The gist of my detailed notes, which will be posted in the next while, conveys the fact that, in the hands of the OMB, two soldier houses, next to abutting one-story bungalows on each side, qualify eminently as projects that adhere in all respects to the intent and purpose of the Toronto Official Plan.

Consent and Variance applications along Thirty Third St. at Dominion Road

I have for some months been working on a series of posts related to the state of affairs currently emerging along Thirty Third St. at Dominion Road.

Again, given a tight deadline, with the current comments due on Oct. 10, I will not be able to post the current overview, regarding this particular pocket of Long Branch, with its many historical houses and wide lots, by the time of the deadline.

The gist of the message, as it relates to Thirty Third St., is that the August 2017 Guidelines would, from what I can gather, point land-use decision-making in a different direction, than what is currently emerging.

I will post my overview, about this pocket of Long Branch, when time permits.

Institutional drift

With regard to the debasement of language, that I refer to, as it relates to urban planning in Long Branch, it is useful to be aware of the history of institutional drift that has been evident in decades past.

The latter topic – that is, the manner in which COA and OMB decision-making has incrementally changed, with major, and highly deleterious, consequences in recent years – is outlined at a previous post entitled:

Culture of CofA and OMB decision-making has changed dramatically in 25 years: MPP Peter Milczyn

The incremental changes have had – in my anecdotal experience as a blogger, seeking to share accurate and balanced information – a strongly negative impact on the physical character, and social fabric, of the community.

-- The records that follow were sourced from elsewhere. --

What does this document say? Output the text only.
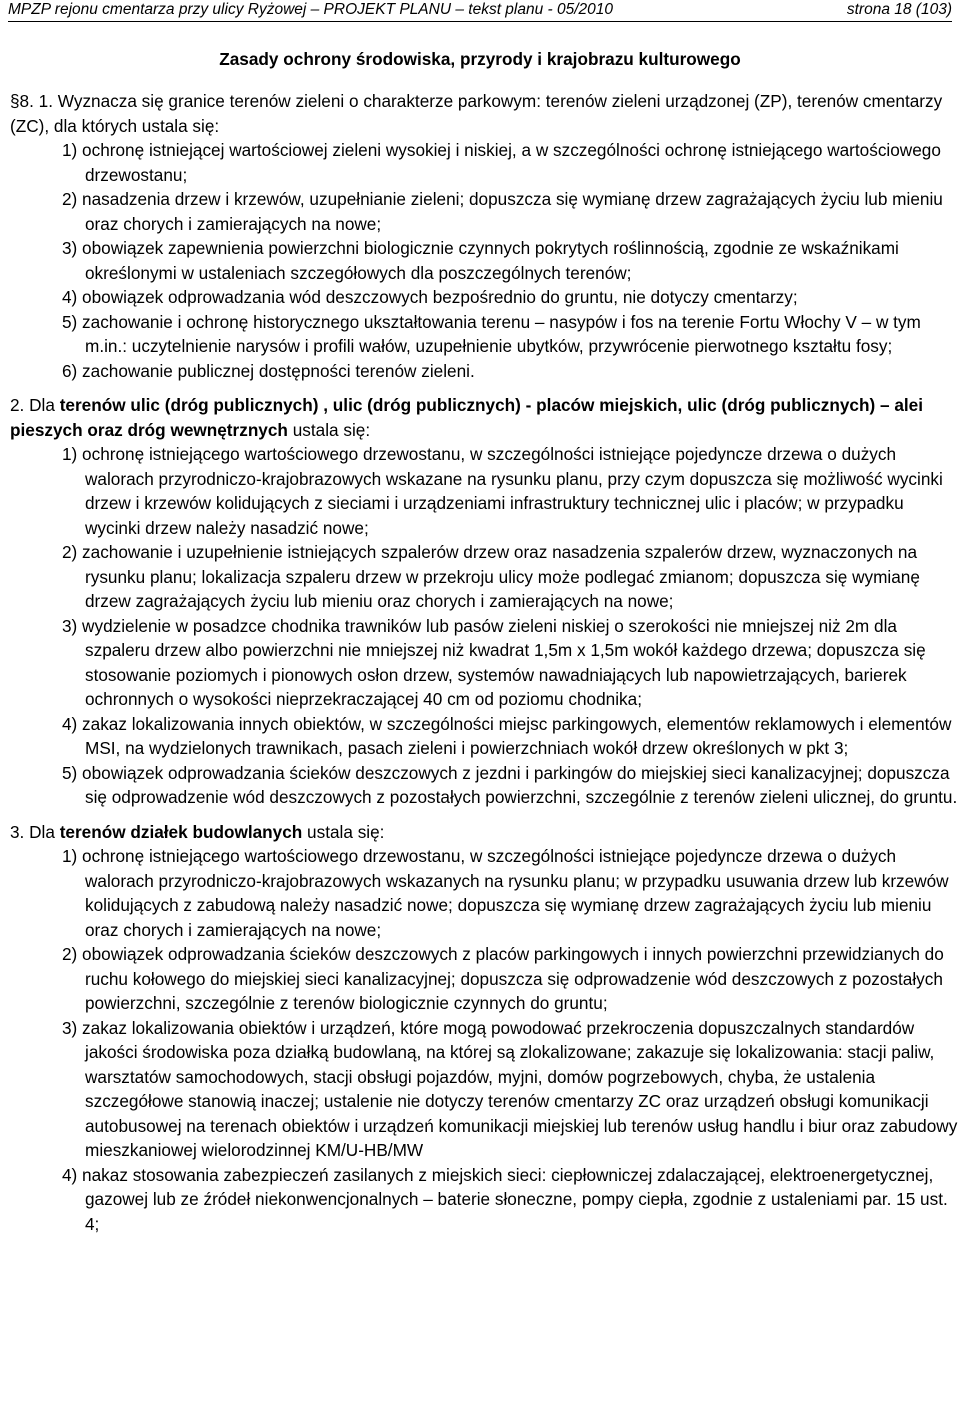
MPZP rejonu cmentarza przy ulicy Ryżowej – PROJEKT PLANU – tekst planu - 05/2010	strona 18 (103)
Zasady ochrony środowiska, przyrody i krajobrazu kulturowego

§8. 1. Wyznacza się granice terenów zieleni o charakterze parkowym: terenów zieleni urządzonej (ZP), terenów cmentarzy (ZC), dla których ustala się:

1) ochronę istniejącej wartościowej zieleni wysokiej i niskiej, a w szczególności ochronę istniejącego wartościowego drzewostanu;

2) nasadzenia drzew i krzewów, uzupełnianie zieleni; dopuszcza się wymianę drzew zagrażających życiu lub mieniu oraz chorych i zamierających na nowe;

3) obowiązek zapewnienia powierzchni biologicznie czynnych pokrytych roślinnością, zgodnie ze wskaźnikami określonymi w ustaleniach szczegółowych dla poszczególnych terenów;

4) obowiązek odprowadzania wód deszczowych bezpośrednio do gruntu, nie dotyczy cmentarzy;

5) zachowanie i ochronę historycznego ukształtowania terenu – nasypów i fos na terenie Fortu Włochy V – w tym m.in.: uczytelnienie narysów i profili wałów, uzupełnienie ubytków, przywrócenie pierwotnego kształtu fosy;

6) zachowanie publicznej dostępności terenów zieleni.

2. Dla terenów ulic (dróg publicznych) , ulic (dróg publicznych) - placów miejskich, ulic (dróg publicznych) – alei pieszych oraz dróg wewnętrznych ustala się:

1) ochronę istniejącego wartościowego drzewostanu, w szczególności istniejące pojedyncze drzewa o dużych walorach przyrodniczo-krajobrazowych wskazane na rysunku planu, przy czym dopuszcza się możliwość wycinki drzew i krzewów kolidujących z sieciami i urządzeniami infrastruktury technicznej ulic i placów; w przypadku wycinki drzew należy nasadzić nowe;

2) zachowanie i uzupełnienie istniejących szpalerów drzew oraz nasadzenia szpalerów drzew, wyznaczonych na rysunku planu; lokalizacja szpaleru drzew w przekroju ulicy może podlegać zmianom; dopuszcza się wymianę drzew zagrażających życiu lub mieniu oraz chorych i zamierających na nowe;

3) wydzielenie w posadzce chodnika trawników lub pasów zieleni niskiej o szerokości nie mniejszej niż 2m dla szpaleru drzew albo powierzchni nie mniejszej niż kwadrat 1,5m x 1,5m wokół każdego drzewa; dopuszcza się stosowanie poziomych i pionowych osłon drzew, systemów nawadniających lub napowietrzających, barierek ochronnych o wysokości nieprzekraczającej 40 cm od poziomu chodnika;

4) zakaz lokalizowania innych obiektów, w szczególności miejsc parkingowych, elementów reklamowych i elementów MSI, na wydzielonych trawnikach, pasach zieleni i powierzchniach wokół drzew określonych w pkt 3;

5) obowiązek odprowadzania ścieków deszczowych z jezdni i parkingów do miejskiej sieci kanalizacyjnej; dopuszcza się odprowadzenie wód deszczowych z pozostałych powierzchni, szczególnie z terenów zieleni ulicznej, do gruntu.

3. Dla terenów działek budowlanych ustala się:

1) ochronę istniejącego wartościowego drzewostanu, w szczególności istniejące pojedyncze drzewa o dużych walorach przyrodniczo-krajobrazowych wskazanych na rysunku planu; w przypadku usuwania drzew lub krzewów kolidujących z zabudową należy nasadzić nowe; dopuszcza się wymianę drzew zagrażających życiu lub mieniu oraz chorych i zamierających na nowe;

2) obowiązek odprowadzania ścieków deszczowych z placów parkingowych i innych powierzchni przewidzianych do ruchu kołowego do miejskiej sieci kanalizacyjnej; dopuszcza się odprowadzenie wód deszczowych z pozostałych powierzchni, szczególnie z terenów biologicznie czynnych do gruntu;

3) zakaz lokalizowania obiektów i urządzeń, które mogą powodować przekroczenia dopuszczalnych standardów jakości środowiska poza działką budowlaną, na której są zlokalizowane; zakazuje się lokalizowania: stacji paliw, warsztatów samochodowych, stacji obsługi pojazdów, myjni, domów pogrzebowych, chyba, że ustalenia szczegółowe stanowią inaczej; ustalenie nie dotyczy terenów cmentarzy ZC oraz urządzeń obsługi komunikacji autobusowej na terenach obiektów i urządzeń komunikacji miejskiej lub terenów usług handlu i biur oraz zabudowy mieszkaniowej wielorodzinnej KM/U-HB/MW

4) nakaz stosowania zabezpieczeń zasilanych z miejskich sieci: ciepłowniczej zdalaczającej, elektroenergetycznej, gazowej lub ze źródeł niekonwencjonalnych – baterie słoneczne, pompy ciepła, zgodnie z ustaleniami par. 15 ust. 4;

The debasement of language is, I would argue, akin to the process known as gaslighting, in which an attempt is made to question a person’s own, everyday perceptions, concerning the nature of events in everyday life.

The stretching out of shape of language, that I refer to, is equally as destructive, of the social fabric of the community, as the actual physical changes that we have witnessed in recent years.

Quality of communications

I was highly impressed with the fact that the Sept. 26, 2017 Guideline public meeting was superbly well organized.

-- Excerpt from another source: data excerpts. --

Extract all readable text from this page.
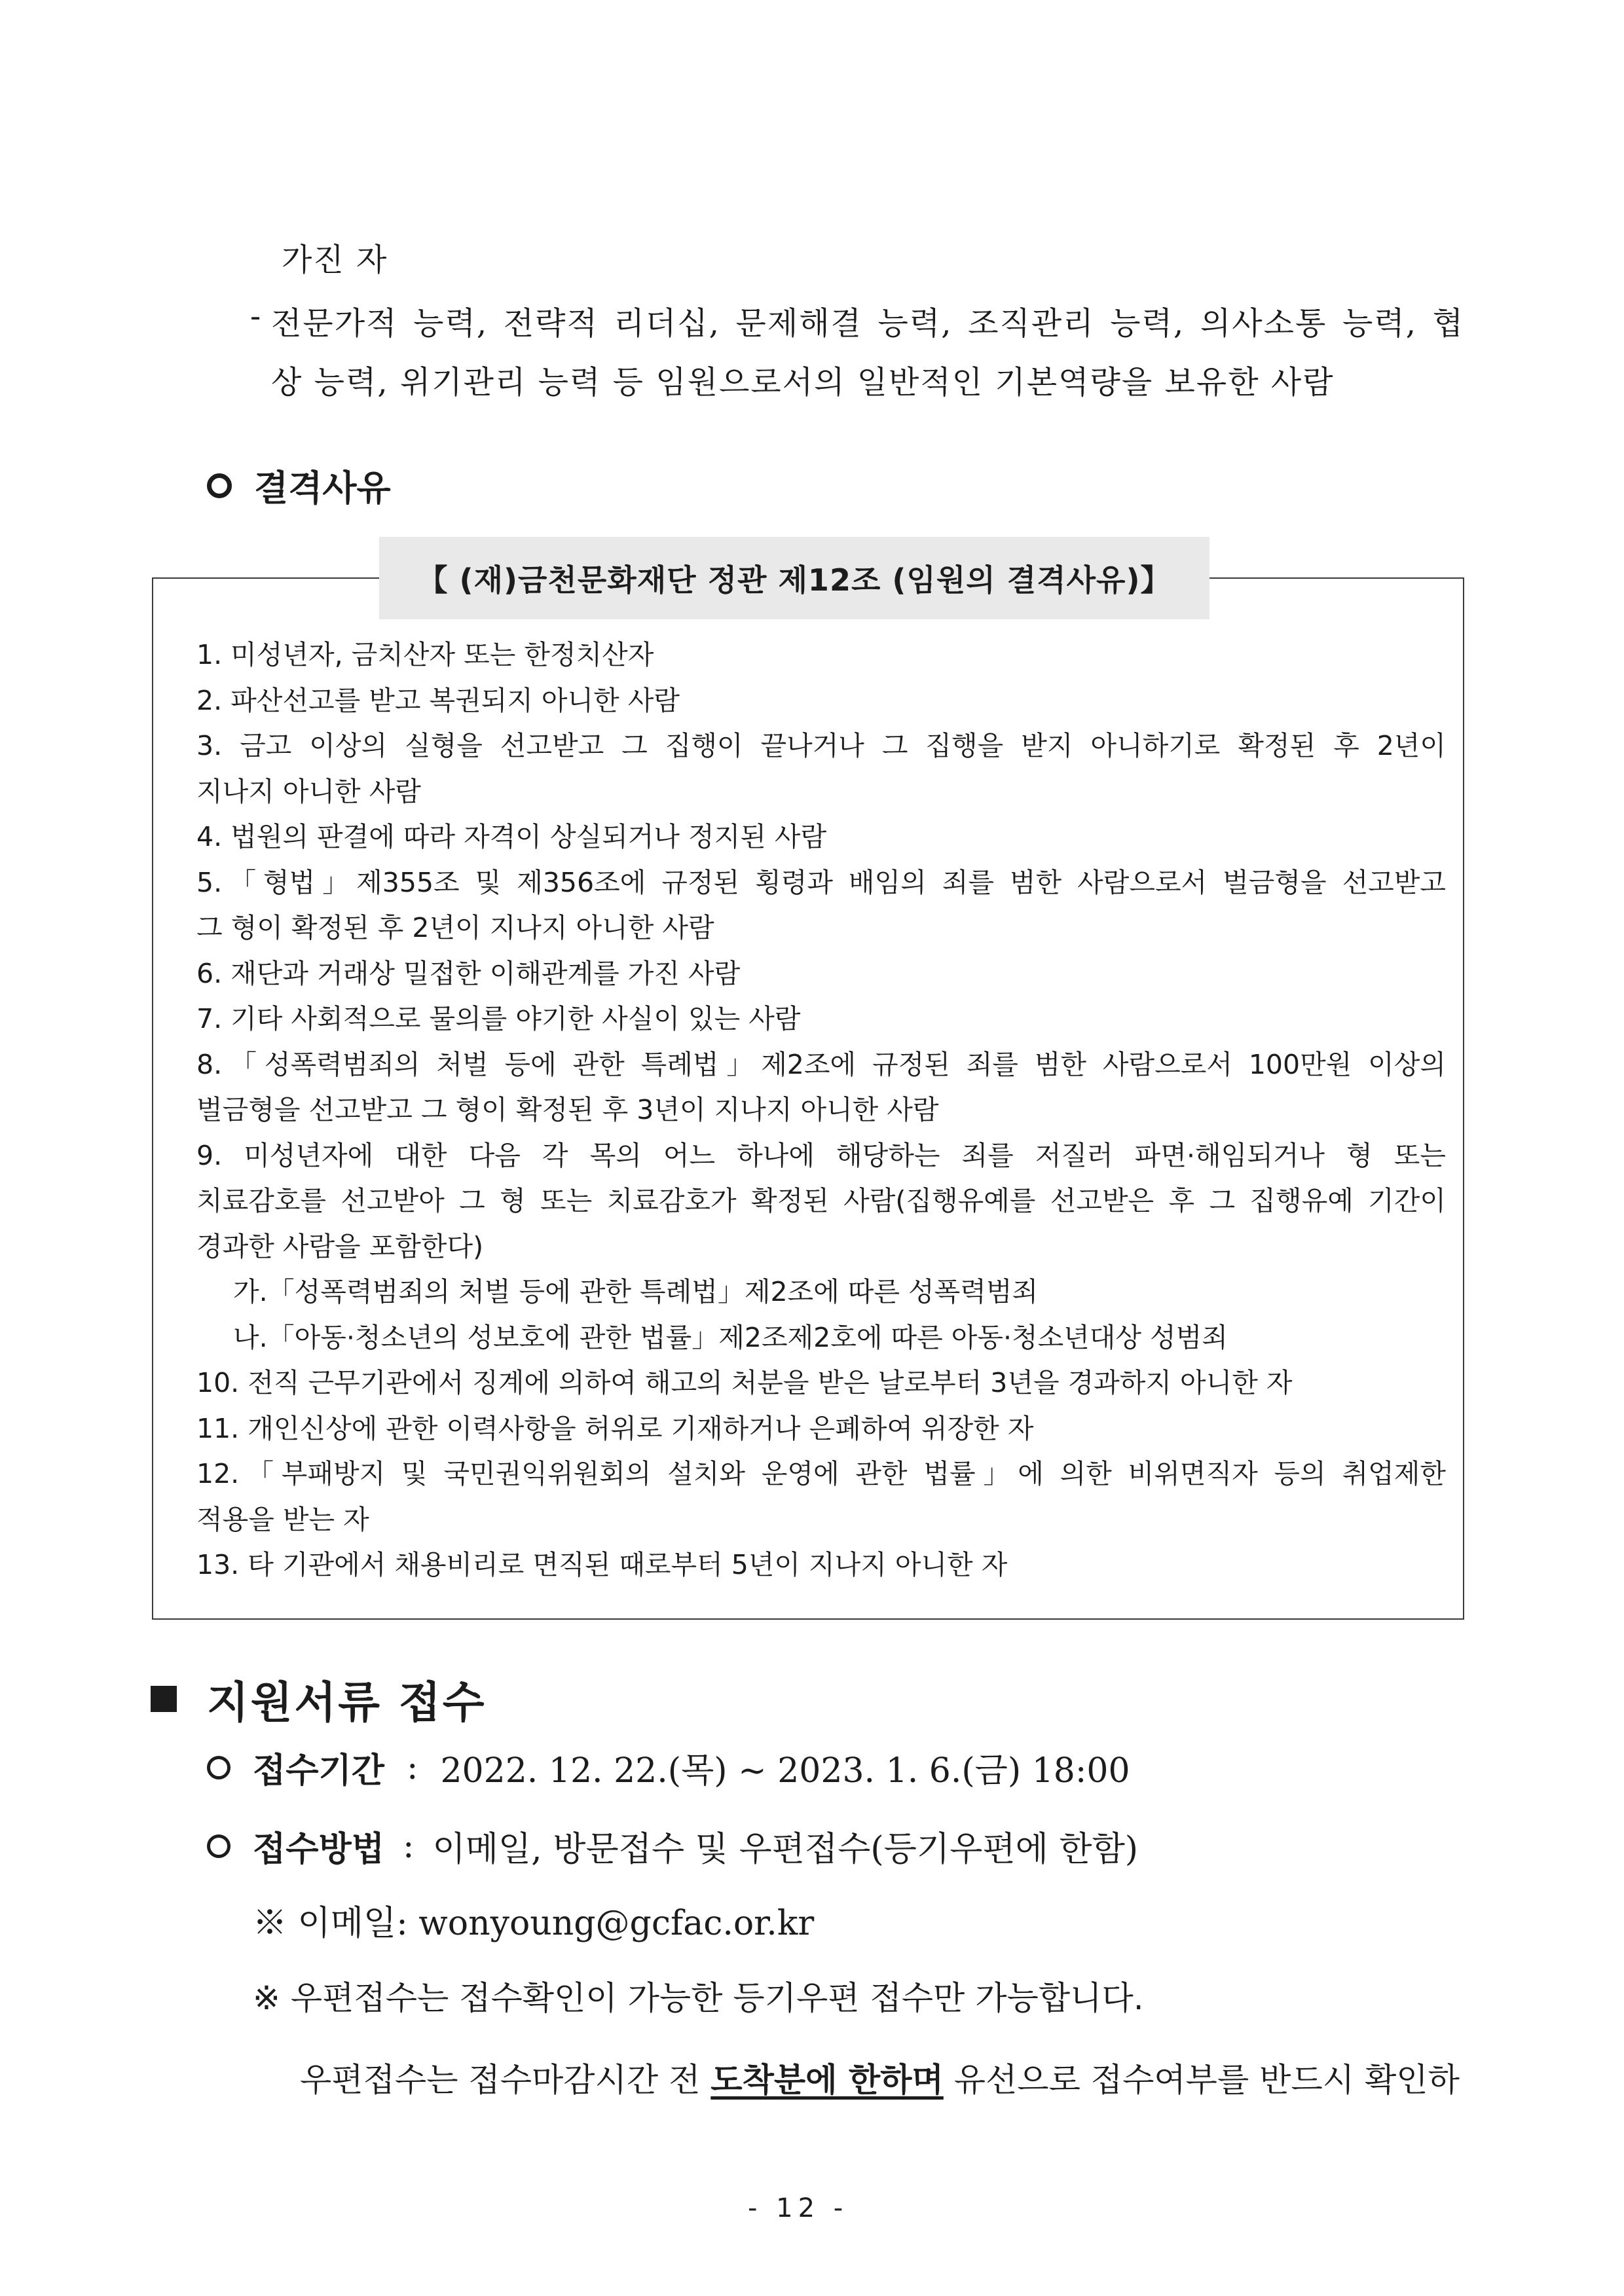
가진 자
- 전문가적 능력, 전략적 리더십, 문제해결 능력, 조직관리 능력, 의사소통 능력, 협
상 능력, 위기관리 능력 등 임원으로서의 일반적인 기본역량을 보유한 사람
결격사유
【 (재)금천문화재단 정관 제12조 (임원의 결격사유)】
1. 미성년자, 금치산자 또는 한정치산자
2. 파산선고를 받고 복권되지 아니한 사람
3. 금고 이상의 실형을 선고받고 그 집행이 끝나거나 그 집행을 받지 아니하기로 확정된 후 2년이
지나지 아니한 사람
4. 법원의 판결에 따라 자격이 상실되거나 정지된 사람
5.「형법」제355조 및 제356조에 규정된 횡령과 배임의 죄를 범한 사람으로서 벌금형을 선고받고
그 형이 확정된 후 2년이 지나지 아니한 사람
6. 재단과 거래상 밀접한 이해관계를 가진 사람
7. 기타 사회적으로 물의를 야기한 사실이 있는 사람
8.「성폭력범죄의 처벌 등에 관한 특례법」제2조에 규정된 죄를 범한 사람으로서 100만원 이상의
벌금형을 선고받고 그 형이 확정된 후 3년이 지나지 아니한 사람
9. 미성년자에 대한 다음 각 목의 어느 하나에 해당하는 죄를 저질러 파면·해임되거나 형 또는
치료감호를 선고받아 그 형 또는 치료감호가 확정된 사람(집행유예를 선고받은 후 그 집행유예 기간이
경과한 사람을 포함한다)
가.「성폭력범죄의 처벌 등에 관한 특례법」제2조에 따른 성폭력범죄
나.「아동·청소년의 성보호에 관한 법률」제2조제2호에 따른 아동·청소년대상 성범죄
10. 전직 근무기관에서 징계에 의하여 해고의 처분을 받은 날로부터 3년을 경과하지 아니한 자
11. 개인신상에 관한 이력사항을 허위로 기재하거나 은폐하여 위장한 자
12.「부패방지 및 국민권익위원회의 설치와 운영에 관한 법률」에 의한 비위면직자 등의 취업제한
적용을 받는 자
13. 타 기관에서 채용비리로 면직된 때로부터 5년이 지나지 아니한 자
지원서류 접수
접수기간 : 2022. 12. 22.(목) ~ 2023. 1. 6.(금) 18:00
접수방법 : 이메일, 방문접수 및 우편접수(등기우편에 한함)
※ 이메일: wonyoung@gcfac.or.kr
※ 우편접수는 접수확인이 가능한 등기우편 접수만 가능합니다.
우편접수는 접수마감시간 전 도착분에 한하며 유선으로 접수여부를 반드시 확인하
- 12 -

We could clearly hear SvN staff presentations at the outset, with thanks to the effective use of a microphone.

The participants, representing a wide range of stockholders, also had plenty of time to discuss the August 2017 Guidelines draft, after which a spokesperson from each table briefly outlined, what people at her or his respective table had contributed, by way of comments.

I would like to conclude my comments by referring to a review of a Film Series Premiere that I attended on Oct. 4, 2017 at Humber College:

Well-received, well-attended Mental Health Film Series Premiere at Humber College Lakeshore

I mention this film series because I sincerely believe that a similar format, to the series I have reviewed, would work well as a way to use social media to reach a wide public with the final version of the Long Branch Guidelines.

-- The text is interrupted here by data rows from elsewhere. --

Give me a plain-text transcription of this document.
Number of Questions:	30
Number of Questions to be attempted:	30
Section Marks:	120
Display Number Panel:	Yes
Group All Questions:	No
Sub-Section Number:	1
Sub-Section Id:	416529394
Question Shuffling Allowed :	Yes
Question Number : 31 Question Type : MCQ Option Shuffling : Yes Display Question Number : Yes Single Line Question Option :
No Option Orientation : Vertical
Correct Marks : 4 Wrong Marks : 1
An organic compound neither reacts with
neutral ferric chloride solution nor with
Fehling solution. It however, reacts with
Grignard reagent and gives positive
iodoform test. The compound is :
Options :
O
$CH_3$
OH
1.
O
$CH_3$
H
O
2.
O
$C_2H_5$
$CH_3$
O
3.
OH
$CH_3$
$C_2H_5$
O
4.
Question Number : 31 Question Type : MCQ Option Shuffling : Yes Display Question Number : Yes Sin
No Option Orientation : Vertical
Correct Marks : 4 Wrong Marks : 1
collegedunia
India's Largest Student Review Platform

That is, a series of 10-minute films about the Guidelines, bookended by a similar format (as in the above-noted series) for the introduction and closing segment, of each film, would in my view work really well.

In that context, posting of such a series on YouTube would, I believe, be a great way to proceed, as has been the case with the film series that I have mentioned:

Keys to Our Past: Mental Health Film Series now available on YouTube

The above-noted series has high production values, yet appears to me to have been put together without an enormous budget.

In this production, four highly knowledgeable people, from four separate institutions, spent eight hours discussing the content, of their project.

They then proceeded with the filming, and concluded with first-rate, highly capable editing of the content.

In the event there may be interest, in speaking with the production team – in the event, that is, that there is interest in launching a similar public education / public engagement Guidelines project – a good person to contact is Jennifer Bazar, Ph.D., curator at the Lakeshore Grounds Interpretive Centre at Humber College, in New Toronto just east of Long Branch.